12/09/15

L'Ombre de Gray mountain, de John Grisham

L'OMBRE DE GRAY MOUNTAIN

L'été dernier, j'avais pris grand plaisir à me plonger dans le roman de John Grisham, L'Allée du sycomore en l'occurrence, et imaginais renouveler cette sensation avec son nouveau titre. Or, L'Ombre de Gray Mountain s'est avéré décevant, long et lassant.

L'histoire se passe à New York, en 2008. La crise financière s'invite à la fête et brise en plein envol la brillante carrière d'avocate de Samantha Kofer. Placée en congé sans solde, elle accepte de suivre un stage dans un centre d'aide juridique dans les Appalaches. Sitôt débarquée à Brady, une petite ville de Virginie, Samantha y découvre une existence assez terne et souffreteuse. La communauté dépend totalement des grandes compagnies minières, lesquelles polluent la région par leurs extractions intempestives. Tout le monde se tait. Tout le monde ploie l'échine. Seul Jeff Gray a choisi de s'élever contre les méchants pour protéger sa ville, ses habitants et leurs traditions.

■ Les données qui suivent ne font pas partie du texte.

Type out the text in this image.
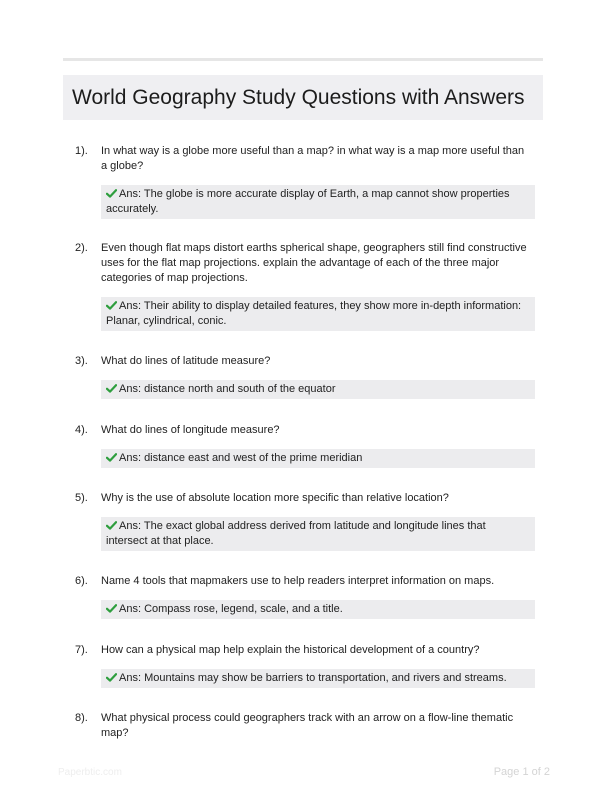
World Geography Study Questions with Answers
1). In what way is a globe more useful than a map? in what way is a map more useful than a globe?
Ans: The globe is more accurate display of Earth, a map cannot show properties accurately.
2). Even though flat maps distort earths spherical shape, geographers still find constructive uses for the flat map projections. explain the advantage of each of the three major categories of map projections.
Ans: Their ability to display detailed features, they show more in-depth information: Planar, cylindrical, conic.
3). What do lines of latitude measure?
Ans: distance north and south of the equator
4). What do lines of longitude measure?
Ans: distance east and west of the prime meridian
5). Why is the use of absolute location more specific than relative location?
Ans: The exact global address derived from latitude and longitude lines that intersect at that place.
6). Name 4 tools that mapmakers use to help readers interpret information on maps.
Ans: Compass rose, legend, scale, and a title.
7). How can a physical map help explain the historical development of a country?
Ans: Mountains may show be barriers to transportation, and rivers and streams.
8). What physical process could geographers track with an arrow on a flow-line thematic map?
Paperbtic.com	Page 1 of 2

Je pensais que l'histoire m'emporterait vite dans les coulisses des affaires judiciaires, à élaborer des stratégies et monter des dossiers qui tiennent la route. Au lieu de ça, l'histoire m'a d'abord fait la visite des lieux et enchaîné un panel de « cas » peu croustillants (des femmes bafouées, des foyers sans le sou, des maris violents). La misère sociale selon J. Grisham, décryptée en plusieurs chapitres fastidieux. J'ai senti poindre l'ennui. Survient alors la collaboration entre Samantha et Jeff - la promesse d'une immersion plus grisante et cernée de dangers. À ce stade, j'étais dans les starting-blocks. Avant de faire chou blanc.

Ce livre m'aura franchement déçue. Nous sommes loin du genre thriller ou intrigue judiciaire, en fait l'auteur semble vouloir sensibiliser son lecteur à la cause écologique et rappeler qu'être avocat consiste avant tout à aider « les vraies gens ayant de vrais problèmes ». C'est la décision qui devrait s'imposer à Samantha, à la fin du roman. Et encore ? Honnêtement, j'ai trouvé ce roman surfait.

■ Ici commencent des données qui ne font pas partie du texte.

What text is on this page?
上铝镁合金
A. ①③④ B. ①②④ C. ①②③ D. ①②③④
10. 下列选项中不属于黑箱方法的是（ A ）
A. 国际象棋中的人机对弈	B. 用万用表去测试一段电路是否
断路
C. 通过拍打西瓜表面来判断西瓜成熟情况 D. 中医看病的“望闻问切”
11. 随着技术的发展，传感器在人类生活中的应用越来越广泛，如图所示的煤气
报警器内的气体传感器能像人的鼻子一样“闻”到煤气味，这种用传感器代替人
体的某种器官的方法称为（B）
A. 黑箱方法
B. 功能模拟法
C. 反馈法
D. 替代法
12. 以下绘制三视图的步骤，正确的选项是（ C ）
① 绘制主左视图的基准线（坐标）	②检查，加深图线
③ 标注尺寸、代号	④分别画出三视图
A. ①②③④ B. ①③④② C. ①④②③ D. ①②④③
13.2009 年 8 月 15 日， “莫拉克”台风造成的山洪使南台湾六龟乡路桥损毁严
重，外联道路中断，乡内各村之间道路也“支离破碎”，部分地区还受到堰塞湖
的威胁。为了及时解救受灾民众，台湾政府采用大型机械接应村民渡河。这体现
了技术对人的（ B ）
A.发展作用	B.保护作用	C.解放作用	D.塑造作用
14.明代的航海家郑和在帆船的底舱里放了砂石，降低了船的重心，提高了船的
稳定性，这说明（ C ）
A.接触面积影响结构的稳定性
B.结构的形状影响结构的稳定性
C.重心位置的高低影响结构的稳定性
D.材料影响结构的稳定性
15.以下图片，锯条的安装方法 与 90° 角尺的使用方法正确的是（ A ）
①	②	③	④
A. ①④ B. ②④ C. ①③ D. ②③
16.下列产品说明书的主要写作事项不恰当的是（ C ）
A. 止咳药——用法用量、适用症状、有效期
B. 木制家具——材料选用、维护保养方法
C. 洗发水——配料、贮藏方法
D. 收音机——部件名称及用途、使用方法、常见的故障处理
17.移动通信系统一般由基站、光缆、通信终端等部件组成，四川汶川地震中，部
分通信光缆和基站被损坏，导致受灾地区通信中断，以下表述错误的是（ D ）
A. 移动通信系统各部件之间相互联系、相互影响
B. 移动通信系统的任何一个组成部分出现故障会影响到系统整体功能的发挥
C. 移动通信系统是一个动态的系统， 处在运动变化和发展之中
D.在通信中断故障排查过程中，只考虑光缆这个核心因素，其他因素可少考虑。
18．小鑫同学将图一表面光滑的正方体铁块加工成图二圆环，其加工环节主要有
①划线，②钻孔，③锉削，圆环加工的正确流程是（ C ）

Audiolib / Juillet 2015 ♦ Texte lu par Ingrid Donnadieu (durée : 12h 30) ♦ Traduit par Dominique Defert pour les éditions JC Lattès


Pas pleurer, de Lydie Salvayre

Pas pleurer CD

Dans une Espagne agitée par les idées libertaires autour desquelles s'opposent nationalistes contre républicains, l'été 1936 est aussi celui des grands bouleversements pour Montse, sa famille et leurs proches amis. Montse est jeune, belle, rêveuse et innocente. Elle suit de loin les conflits et les déchirements. C'est une vie autrement plus excitante qu'elle découvre, loin de sa campagne et de ses parents. Elle est animée d'une soif d'absolutisme et c'est tout naturellement qu'elle tombe sous le charme d'un poète français croisé sur son chemin.

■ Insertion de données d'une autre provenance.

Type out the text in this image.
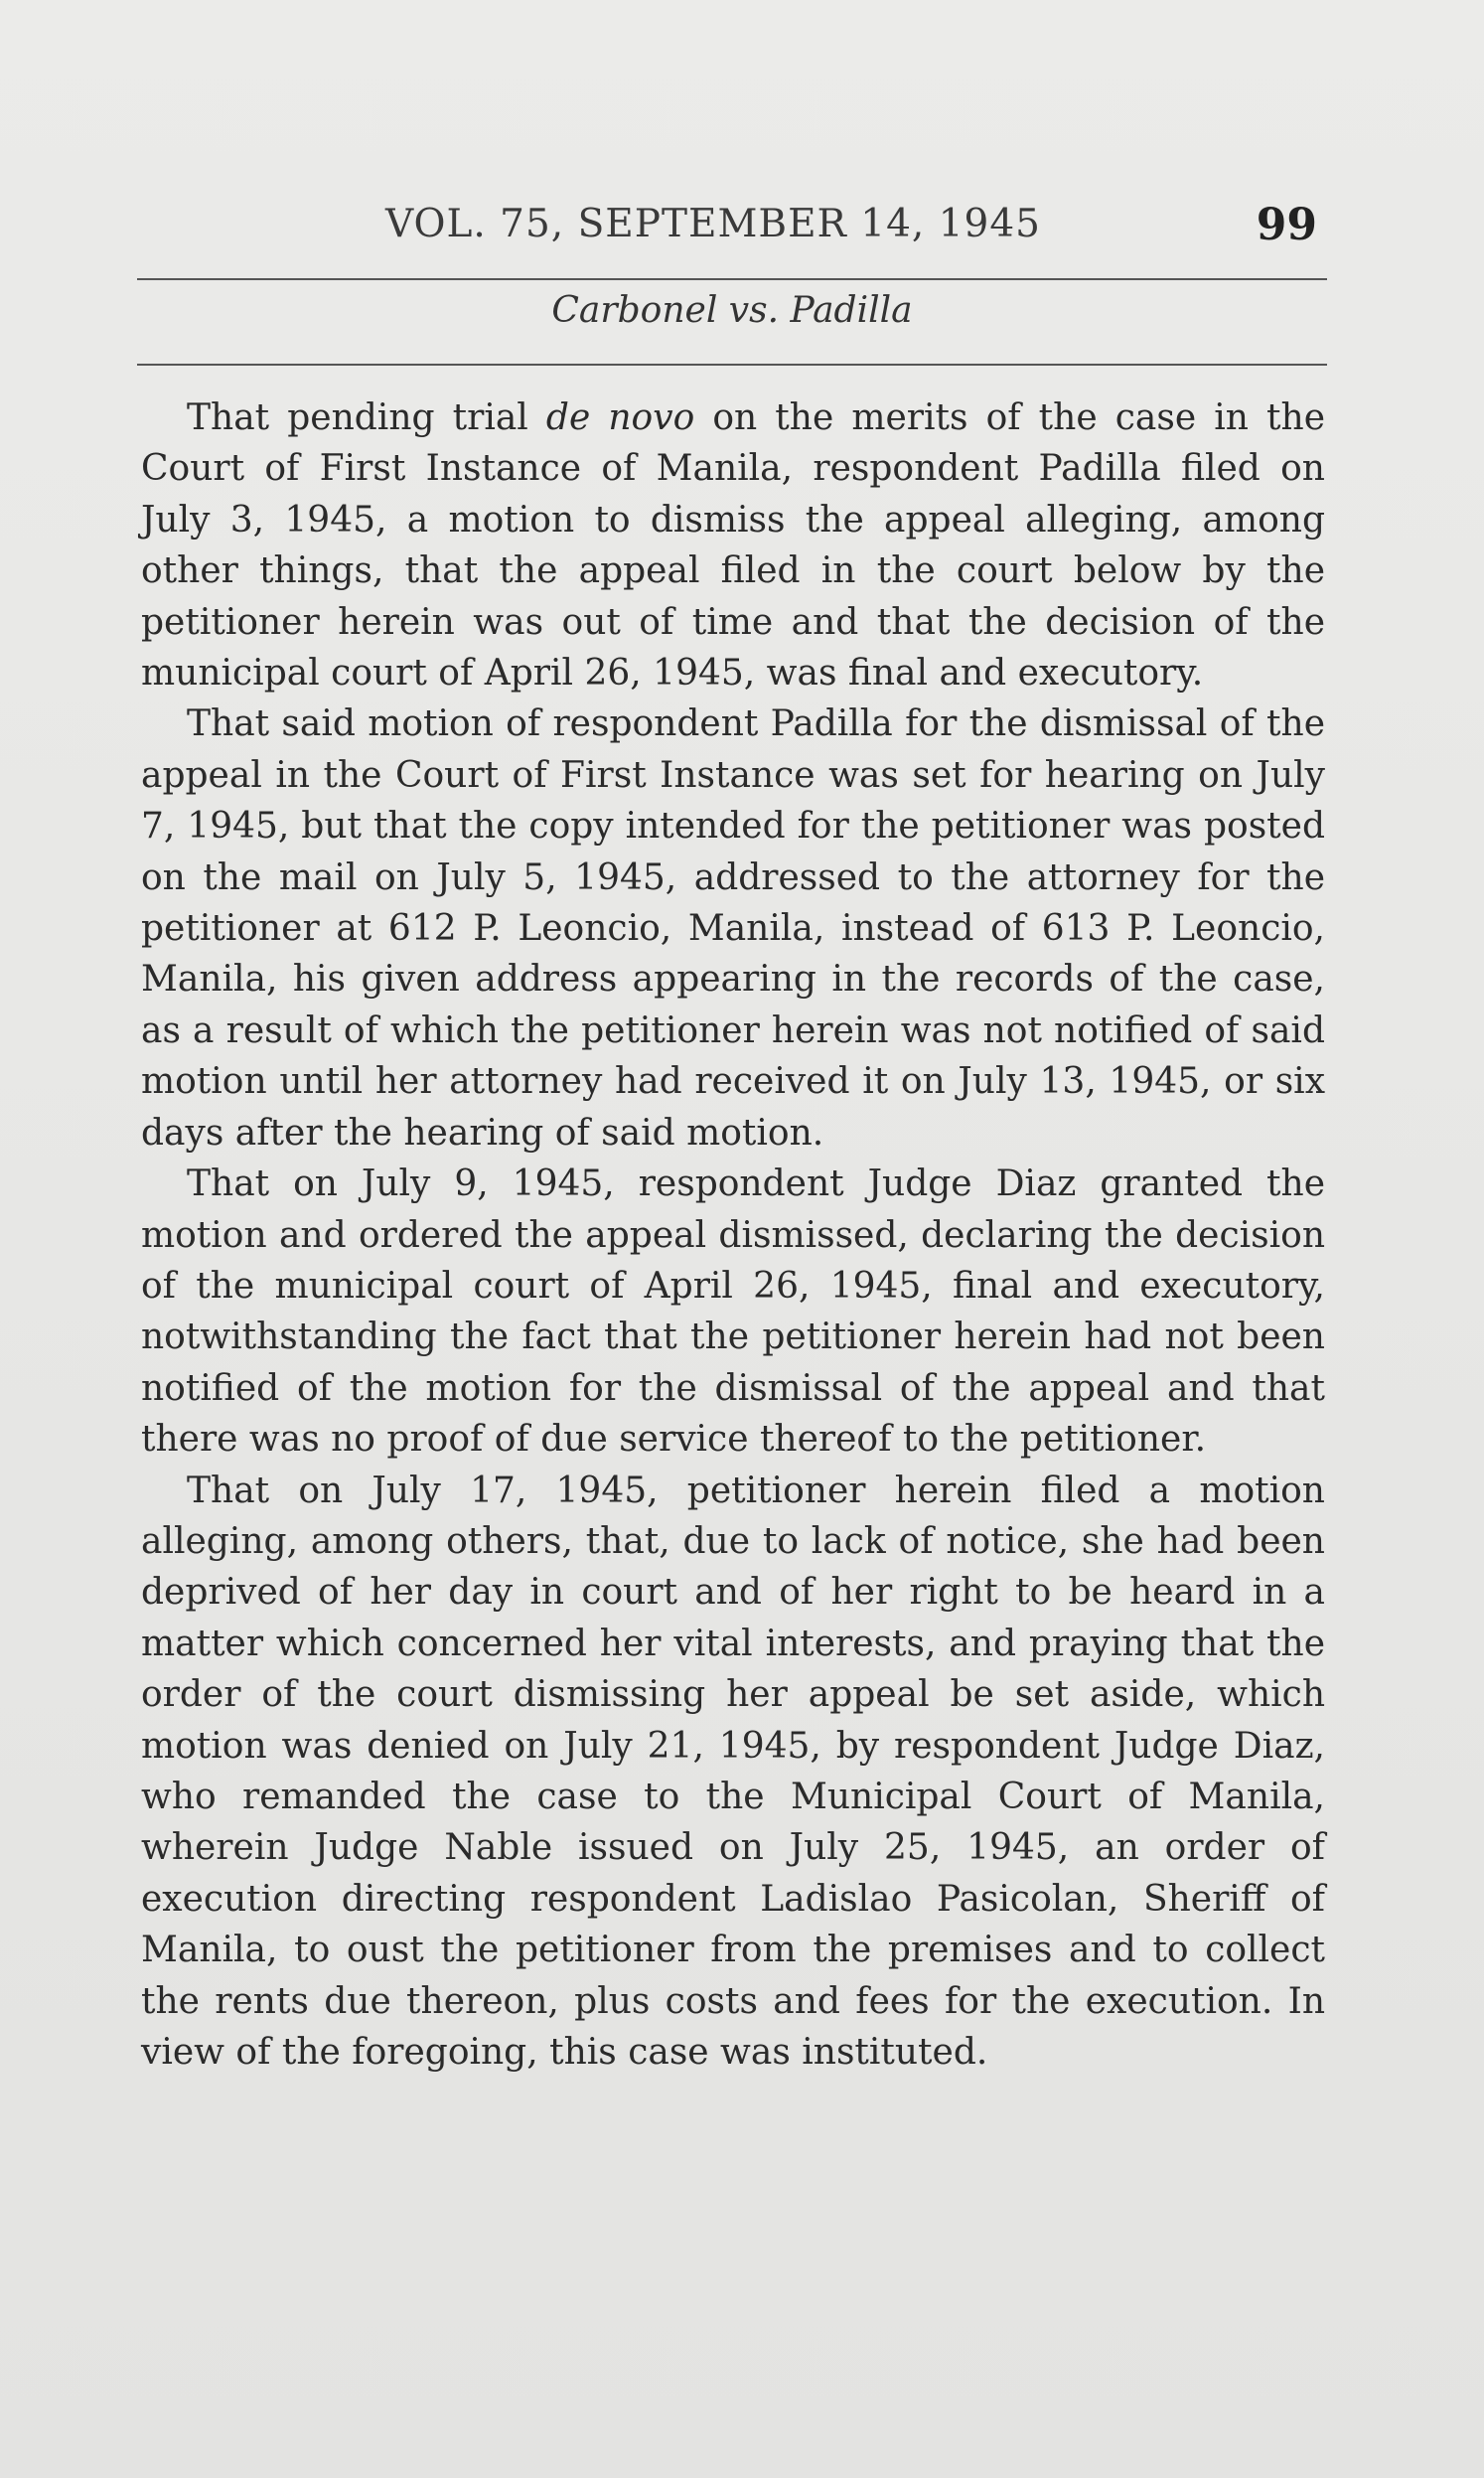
VOL. 75, SEPTEMBER 14, 1945	99
Carbonel vs. Padilla

That pending trial de novo on the merits of the case in the Court of First Instance of Manila, respondent Padilla filed on July 3, 1945, a motion to dismiss the appeal alleging, among other things, that the appeal filed in the court below by the petitioner herein was out of time and that the decision of the municipal court of April 26, 1945, was final and executory.

That said motion of respondent Padilla for the dismissal of the appeal in the Court of First Instance was set for hearing on July 7, 1945, but that the copy intended for the petitioner was posted on the mail on July 5, 1945, addressed to the attorney for the petitioner at 612 P. Leoncio, Manila, instead of 613 P. Leoncio, Manila, his given address appearing in the records of the case, as a result of which the petitioner herein was not notified of said motion until her attorney had received it on July 13, 1945, or six days after the hearing of said motion.

That on July 9, 1945, respondent Judge Diaz granted the motion and ordered the appeal dismissed, declaring the decision of the municipal court of April 26, 1945, final and executory, notwithstanding the fact that the petitioner herein had not been notified of the motion for the dismissal of the appeal and that there was no proof of due service thereof to the petitioner.

That on July 17, 1945, petitioner herein filed a motion alleging, among others, that, due to lack of notice, she had been deprived of her day in court and of her right to be heard in a matter which concerned her vital interests, and praying that the order of the court dismissing her appeal be set aside, which motion was denied on July 21, 1945, by respondent Judge Diaz, who remanded the case to the Municipal Court of Manila, wherein Judge Nable issued on July 25, 1945, an order of execution directing respondent Ladislao Pasicolan, Sheriff of Manila, to oust the petitioner from the premises and to collect the rents due thereon, plus costs and fees for the execution. In view of the foregoing, this case was instituted.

La suite de l'histoire est racontée par le truchement de deux voix entrelacées. Celle de Georges Bernanos, à Palma de Majorque, devenu malgré lui le témoin impuissant des exactions commises par les troupes nationalistes, avec la complicité de l'église catholique. Et celle de Montse, désormais malade et sénile, qui s'exprime dans « un français bancal qu'elle estropie » en multipliant les grossièretés. C'est donc avec patience, en prenant un soin jaloux des confidences de sa mère, que Lydie Salvayre dépoussière l'histoire de sa famille, pour un hommage sensible, délicat et touchant.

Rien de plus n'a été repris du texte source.